As a participant, you’d attend semi-regular communal lunches and events at Constellation and have a great opportunity to make friends and connections.

If you join the bootcamp, we’ll pay for travel to Berkeley (for both US and international participants), housing and food.

FAQ (mostly copied from last time)

What if I can’t make these dates? Will there be more bootcamps in future?

Maybe! We encourage you to submit an application even if you can’t make those dates, and it is very much on the table to run future bootcamps like these if there’s an interest and the first one goes well.

How does your curriculum differ from the curriculum other people might have built?

It’s way more focused on learning by implementing small things based on a carefully constructed curriculum, rather than e.g. reading papers or trying to replicate whole papers at once. This difference in focus is mostly because I (Buck) believe that focusing first on these skills makes it much faster to learn, because you get way faster feedback loops. It’s also probably partially due to some of my beliefs about how to do ML research which are slightly unusual among ML people (though many of the ML people I’ve talked to mostly agree with me).

How different is this curriculum from the optimal curriculum for learning the skills required to work on ML stuff at places other than Redwood?

In Buck’s opinion not that different.

What’s the application process?

You fill out the form and then do some online tests then talk to one of us.

How useful is this bootcamp if I’m already somewhat experienced with ML?

I (Buck) would guess that it’s pretty robust to being experienced. I personally feel like I learned some details I’m glad to know from preparing the curriculum, and I’d appreciate having an opportunity to drill a bunch of the skills taught.

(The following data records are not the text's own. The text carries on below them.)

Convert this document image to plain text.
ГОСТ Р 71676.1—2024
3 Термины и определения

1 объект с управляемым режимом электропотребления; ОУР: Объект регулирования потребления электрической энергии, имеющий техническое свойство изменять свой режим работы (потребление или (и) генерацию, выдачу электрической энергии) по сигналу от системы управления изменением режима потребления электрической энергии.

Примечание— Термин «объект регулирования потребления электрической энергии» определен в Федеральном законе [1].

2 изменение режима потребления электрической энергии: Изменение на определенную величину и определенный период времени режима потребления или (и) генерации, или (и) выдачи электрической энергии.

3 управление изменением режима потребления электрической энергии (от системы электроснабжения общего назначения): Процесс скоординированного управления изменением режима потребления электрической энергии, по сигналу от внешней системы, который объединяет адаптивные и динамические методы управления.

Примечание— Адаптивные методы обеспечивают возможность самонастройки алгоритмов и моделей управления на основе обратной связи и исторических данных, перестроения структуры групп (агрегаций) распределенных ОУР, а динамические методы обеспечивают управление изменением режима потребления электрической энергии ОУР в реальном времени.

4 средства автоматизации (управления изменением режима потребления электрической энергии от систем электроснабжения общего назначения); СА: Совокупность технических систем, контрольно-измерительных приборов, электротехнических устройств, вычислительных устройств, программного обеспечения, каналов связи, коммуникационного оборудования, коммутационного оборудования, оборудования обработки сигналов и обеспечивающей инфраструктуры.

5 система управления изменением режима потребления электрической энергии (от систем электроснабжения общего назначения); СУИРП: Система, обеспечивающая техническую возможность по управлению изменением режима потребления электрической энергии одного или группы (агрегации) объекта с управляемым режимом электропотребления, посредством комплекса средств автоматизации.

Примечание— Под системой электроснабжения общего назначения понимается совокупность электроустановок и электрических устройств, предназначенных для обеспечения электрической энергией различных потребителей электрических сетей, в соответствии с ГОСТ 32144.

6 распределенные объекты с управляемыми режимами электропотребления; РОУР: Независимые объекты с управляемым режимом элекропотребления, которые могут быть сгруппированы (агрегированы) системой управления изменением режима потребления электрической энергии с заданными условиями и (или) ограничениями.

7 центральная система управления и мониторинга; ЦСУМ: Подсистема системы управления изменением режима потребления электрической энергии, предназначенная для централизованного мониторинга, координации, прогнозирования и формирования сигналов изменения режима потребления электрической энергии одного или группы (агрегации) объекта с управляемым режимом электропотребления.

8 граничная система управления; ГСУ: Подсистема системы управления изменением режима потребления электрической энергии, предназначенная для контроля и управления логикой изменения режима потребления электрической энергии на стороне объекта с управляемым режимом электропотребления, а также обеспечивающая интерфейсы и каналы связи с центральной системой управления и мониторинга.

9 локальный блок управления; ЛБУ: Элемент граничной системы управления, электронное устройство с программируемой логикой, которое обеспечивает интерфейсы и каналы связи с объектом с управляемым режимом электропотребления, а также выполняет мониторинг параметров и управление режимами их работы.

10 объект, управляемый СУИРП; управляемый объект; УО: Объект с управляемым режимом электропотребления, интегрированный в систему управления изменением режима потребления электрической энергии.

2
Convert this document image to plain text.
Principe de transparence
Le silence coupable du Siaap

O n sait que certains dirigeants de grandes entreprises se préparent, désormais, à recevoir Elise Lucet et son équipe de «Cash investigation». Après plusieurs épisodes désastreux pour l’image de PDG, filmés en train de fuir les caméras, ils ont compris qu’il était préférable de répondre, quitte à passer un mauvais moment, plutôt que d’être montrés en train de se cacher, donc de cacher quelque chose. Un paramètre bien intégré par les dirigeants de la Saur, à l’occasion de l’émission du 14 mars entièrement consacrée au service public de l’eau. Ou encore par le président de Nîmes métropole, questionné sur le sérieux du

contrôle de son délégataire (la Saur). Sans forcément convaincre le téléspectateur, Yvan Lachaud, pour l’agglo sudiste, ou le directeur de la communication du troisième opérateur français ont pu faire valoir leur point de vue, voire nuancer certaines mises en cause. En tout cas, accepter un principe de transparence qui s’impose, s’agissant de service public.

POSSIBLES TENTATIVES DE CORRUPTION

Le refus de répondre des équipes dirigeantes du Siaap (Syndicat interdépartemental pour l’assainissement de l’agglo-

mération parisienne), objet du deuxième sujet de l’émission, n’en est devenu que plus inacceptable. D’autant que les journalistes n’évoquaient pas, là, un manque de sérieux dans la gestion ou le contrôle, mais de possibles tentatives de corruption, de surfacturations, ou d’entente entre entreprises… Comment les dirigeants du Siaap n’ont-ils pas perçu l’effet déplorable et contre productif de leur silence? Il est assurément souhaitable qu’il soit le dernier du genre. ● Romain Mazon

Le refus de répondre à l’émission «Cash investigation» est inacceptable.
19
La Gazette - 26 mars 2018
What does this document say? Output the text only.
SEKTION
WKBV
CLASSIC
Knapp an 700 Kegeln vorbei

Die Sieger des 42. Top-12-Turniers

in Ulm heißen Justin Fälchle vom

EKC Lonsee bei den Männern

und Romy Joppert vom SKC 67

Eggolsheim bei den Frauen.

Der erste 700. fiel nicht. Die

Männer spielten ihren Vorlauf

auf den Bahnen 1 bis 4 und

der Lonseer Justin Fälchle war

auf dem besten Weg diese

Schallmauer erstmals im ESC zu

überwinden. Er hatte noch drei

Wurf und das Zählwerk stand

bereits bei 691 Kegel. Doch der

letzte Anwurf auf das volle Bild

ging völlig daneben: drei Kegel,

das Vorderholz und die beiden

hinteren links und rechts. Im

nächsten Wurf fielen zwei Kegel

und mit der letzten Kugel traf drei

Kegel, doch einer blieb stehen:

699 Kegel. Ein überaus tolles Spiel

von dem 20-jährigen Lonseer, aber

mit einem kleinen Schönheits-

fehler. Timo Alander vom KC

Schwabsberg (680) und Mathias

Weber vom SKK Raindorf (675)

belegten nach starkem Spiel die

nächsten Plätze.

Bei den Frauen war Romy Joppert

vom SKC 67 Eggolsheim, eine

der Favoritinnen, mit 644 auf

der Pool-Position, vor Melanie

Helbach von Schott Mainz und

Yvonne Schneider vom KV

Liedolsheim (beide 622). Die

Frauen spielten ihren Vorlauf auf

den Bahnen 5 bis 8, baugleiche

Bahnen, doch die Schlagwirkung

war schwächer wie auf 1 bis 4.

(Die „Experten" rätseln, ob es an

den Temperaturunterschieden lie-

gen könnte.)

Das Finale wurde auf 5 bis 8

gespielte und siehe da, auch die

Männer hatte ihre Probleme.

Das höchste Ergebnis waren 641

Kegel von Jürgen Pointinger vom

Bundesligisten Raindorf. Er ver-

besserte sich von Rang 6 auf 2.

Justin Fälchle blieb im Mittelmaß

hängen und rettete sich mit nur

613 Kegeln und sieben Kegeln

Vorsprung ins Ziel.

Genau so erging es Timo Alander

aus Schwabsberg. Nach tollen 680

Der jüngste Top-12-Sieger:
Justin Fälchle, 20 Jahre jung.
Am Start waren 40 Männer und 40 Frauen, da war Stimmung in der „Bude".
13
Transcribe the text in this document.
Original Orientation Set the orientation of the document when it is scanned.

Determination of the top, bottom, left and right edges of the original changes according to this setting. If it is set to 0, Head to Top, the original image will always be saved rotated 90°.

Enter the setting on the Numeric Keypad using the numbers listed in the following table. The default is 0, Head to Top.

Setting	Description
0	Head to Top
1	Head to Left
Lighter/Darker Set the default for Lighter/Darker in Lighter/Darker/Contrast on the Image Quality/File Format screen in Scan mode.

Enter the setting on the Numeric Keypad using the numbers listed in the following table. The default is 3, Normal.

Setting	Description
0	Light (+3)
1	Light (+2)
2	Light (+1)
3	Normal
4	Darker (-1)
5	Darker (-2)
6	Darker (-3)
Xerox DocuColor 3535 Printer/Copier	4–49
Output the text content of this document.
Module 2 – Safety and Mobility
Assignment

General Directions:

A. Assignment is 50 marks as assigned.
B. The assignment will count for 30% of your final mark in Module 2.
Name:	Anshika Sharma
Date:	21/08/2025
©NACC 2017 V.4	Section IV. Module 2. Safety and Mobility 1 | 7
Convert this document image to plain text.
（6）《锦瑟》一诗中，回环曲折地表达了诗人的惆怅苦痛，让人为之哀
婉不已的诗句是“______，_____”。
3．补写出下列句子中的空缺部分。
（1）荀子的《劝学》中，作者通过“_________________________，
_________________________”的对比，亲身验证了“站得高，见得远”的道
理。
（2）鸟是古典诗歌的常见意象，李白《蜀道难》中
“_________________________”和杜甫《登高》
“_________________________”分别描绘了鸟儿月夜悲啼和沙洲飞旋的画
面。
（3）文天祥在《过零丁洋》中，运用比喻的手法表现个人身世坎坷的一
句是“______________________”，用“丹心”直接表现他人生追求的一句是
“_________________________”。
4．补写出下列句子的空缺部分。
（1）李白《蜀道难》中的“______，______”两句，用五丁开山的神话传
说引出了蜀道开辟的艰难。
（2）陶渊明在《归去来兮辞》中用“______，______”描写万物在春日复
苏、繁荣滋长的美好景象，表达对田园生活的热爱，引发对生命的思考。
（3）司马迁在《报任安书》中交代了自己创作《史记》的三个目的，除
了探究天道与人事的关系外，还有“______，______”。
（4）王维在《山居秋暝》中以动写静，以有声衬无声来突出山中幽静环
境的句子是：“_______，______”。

If you read the curriculum listed above and your response is “yawn, I already know all these things or don’t care about knowing them”, then probably you don’t want to do this bootcamp. I personally enjoyed App Academy quite a lot despite being more experienced than the other students. As I noted above, many people mentioned in the final survey that they were worried that they had too much background and were pleasantly surprised by the extent to which the content was useful anyway.

Am I eligible if I’m not sure I want to do applied ML long-term, because maybe I should do some other kind of work (eg non-applied alignment work, or movement building) instead?

Yes.

Am I eligible if I don’t plan to work to improve the future in some way?

Feel free to apply, but the selection process will strongly favor participants who want to work on AI alignment or leveraged-seeming plans to improve the future.

How does this interact with other summer activities?

This overlaps with MLSS by a single week; you’re able to skip that last week of MLSS if necessary, which means that you can do both. You’ll have to sort out other conflicts yourself.